Laura Mitchell's picture
By Laura Mitchell on March 29, 2016

Is your teenager sexually active? Does he know how to protect against pregnancy and sexually transmitted diseases (STDs)? Does she feel she can talk to you about it?

“Parents tend to be really uncomfortable with that conversation,” said Brooks Michael, a Carilion Clinic adolescent health educator who also teaches parenting classes. “As a result, most teens are not talking to their parents about sex.”

Instead, they learn from peers and the media.

The American Academy of Pediatrics (AAP) suggests starting there: a neutral place to open a dialogue with your teen is by discussing how sexuality is portrayed in movies, television shows and music—and how realistic those portrayals are.

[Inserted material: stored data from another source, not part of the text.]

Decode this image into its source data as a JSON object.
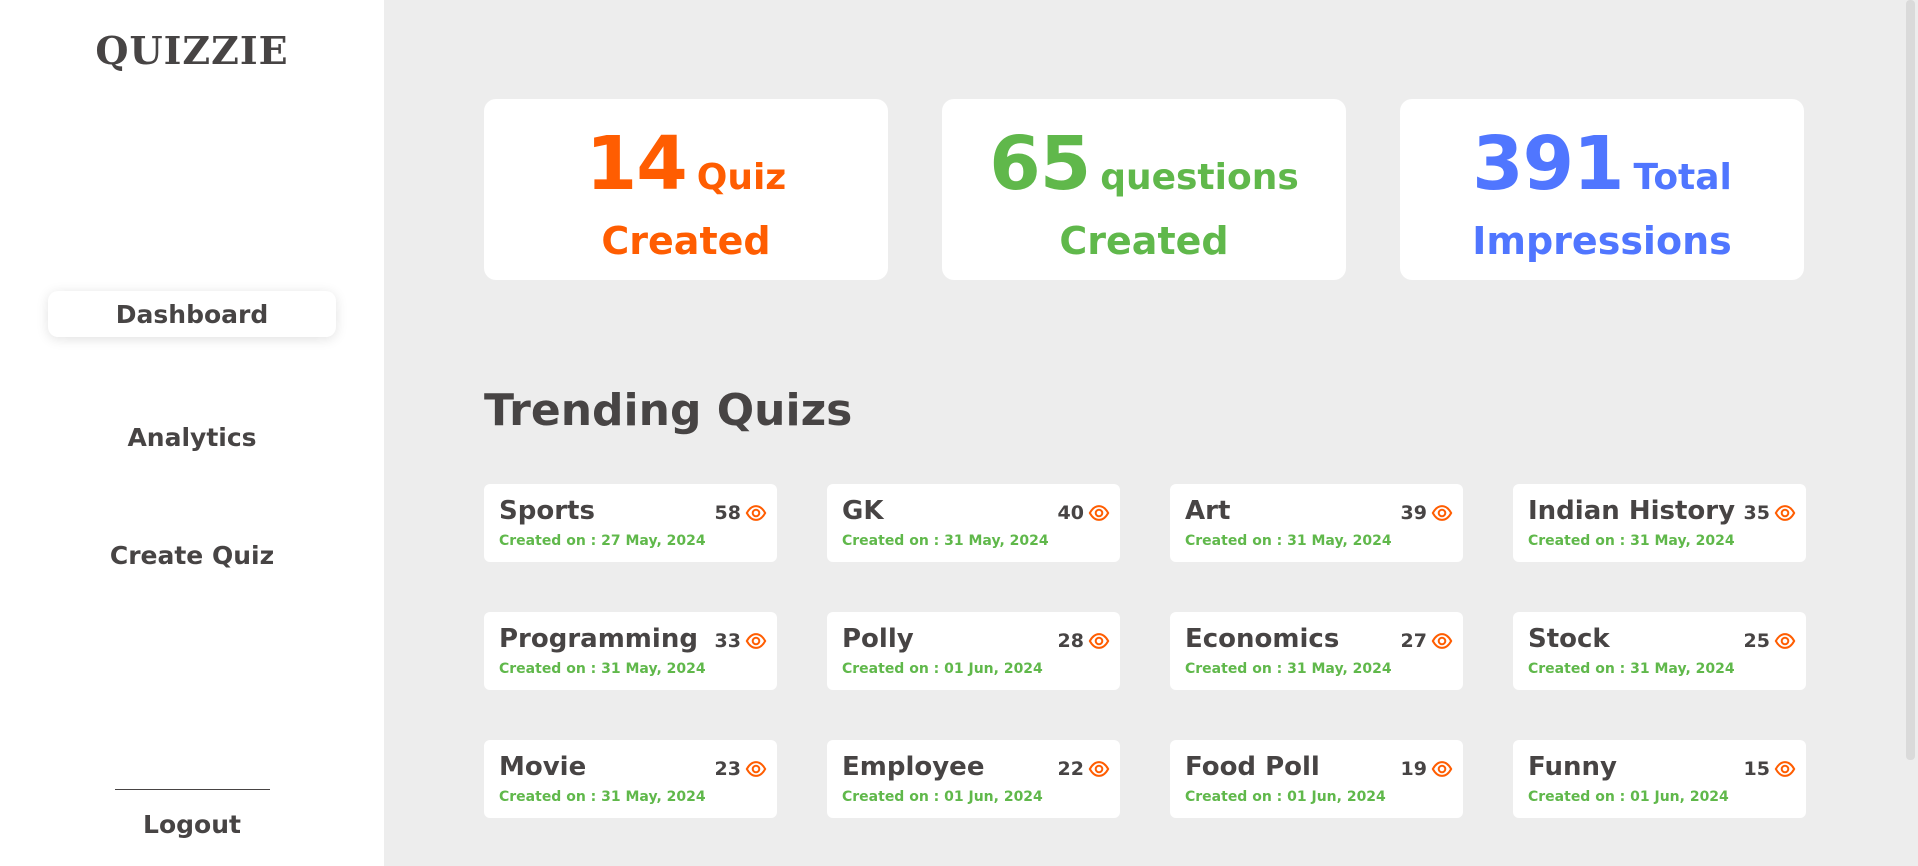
{
  "app": {
    "logo": "QUIZZIE"
  },
  "sidebar": {
    "items": [
      {
        "label": "Dashboard",
        "active": true
      },
      {
        "label": "Analytics",
        "active": false
      },
      {
        "label": "Create Quiz",
        "active": false
      }
    ],
    "logout_label": "Logout"
  },
  "stats": [
    {
      "value": "14",
      "unit": "Quiz",
      "label": "Created",
      "color": "#ff5d01"
    },
    {
      "value": "65",
      "unit": "questions",
      "label": "Created",
      "color": "#60b84b"
    },
    {
      "value": "391",
      "unit": "Total",
      "label": "Impressions",
      "color": "#5076ff"
    }
  ],
  "trending": {
    "title": "Trending Quizs",
    "quizzes": [
      {
        "name": "Sports",
        "views": "58",
        "created": "Created on : 27 May, 2024"
      },
      {
        "name": "GK",
        "views": "40",
        "created": "Created on : 31 May, 2024"
      },
      {
        "name": "Art",
        "views": "39",
        "created": "Created on : 31 May, 2024"
      },
      {
        "name": "Indian History",
        "views": "35",
        "created": "Created on : 31 May, 2024"
      },
      {
        "name": "Programming",
        "views": "33",
        "created": "Created on : 31 May, 2024"
      },
      {
        "name": "Polly",
        "views": "28",
        "created": "Created on : 01 Jun, 2024"
      },
      {
        "name": "Economics",
        "views": "27",
        "created": "Created on : 31 May, 2024"
      },
      {
        "name": "Stock",
        "views": "25",
        "created": "Created on : 31 May, 2024"
      },
      {
        "name": "Movie",
        "views": "23",
        "created": "Created on : 31 May, 2024"
      },
      {
        "name": "Employee",
        "views": "22",
        "created": "Created on : 01 Jun, 2024"
      },
      {
        "name": "Food Poll",
        "views": "19",
        "created": "Created on : 01 Jun, 2024"
      },
      {
        "name": "Funny",
        "views": "15",
        "created": "Created on : 01 Jun, 2024"
      }
    ],
    "icon": "eye-icon",
    "icon_color": "#ff5d01"
  }
}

“Students I talk to are shocked when they learn how much money they would need for a baby’s first year,” said Michael. “The average baby uses 3,000 diapers in year one; all-told you would need about $10,000. It’s an eye-opener for them.”

When To Start
The AAP recommends beginning to talk with your child before you even suspect he might be sexually active. Although it may be uncomfortable, the AAP article, “Adolescent Sexuality: Talk the Talk Before They Walk the Walk,” suggests that discussions with teens about sexuality become easier and more open the more frequently they occur.

What To Say
Be honest about your discomfort. When you say “this is difficult for me to talk about with you, but it’s important,” you signal to your adolescent that you value her well-being more than your own comfort. That makes it easier for her to speak openly in response.

Allow the conversation to flow to seemingly unrelated topics such as overall health and wellness. Many sex-related topics have broad-ranging importance in teens’ lives:

  • Finances: having a baby as a teen makes high school challenging and going to college nearly impossible
  • Physical health: teen mothers are at higher risk for hypertension, preterm labor and toxemia
  • Mental health: teen parents are often isolated from their peers and often shunned by their families
  • Relationships: only two of 10 teen couples marry when they become pregnant

What Not To Say
Try not to be critical. Your teen may have more knowledge of, or experience with, sexual activity, pregnancy and STDs than you realize. If your teen sees you judge a person in the media harshly, he may believe you will judge him harshly too and be reluctant to share. Approaching the topic as a team working together to ensure his well-being will be more effective than approaching it as a set of rules to be followed.

Finally, don’t consider the conversation finished after one or two talks. Sex is a complex subject with many facets to it, and keeping the door open for ongoing discussion will help your teen navigate the path to adulthood.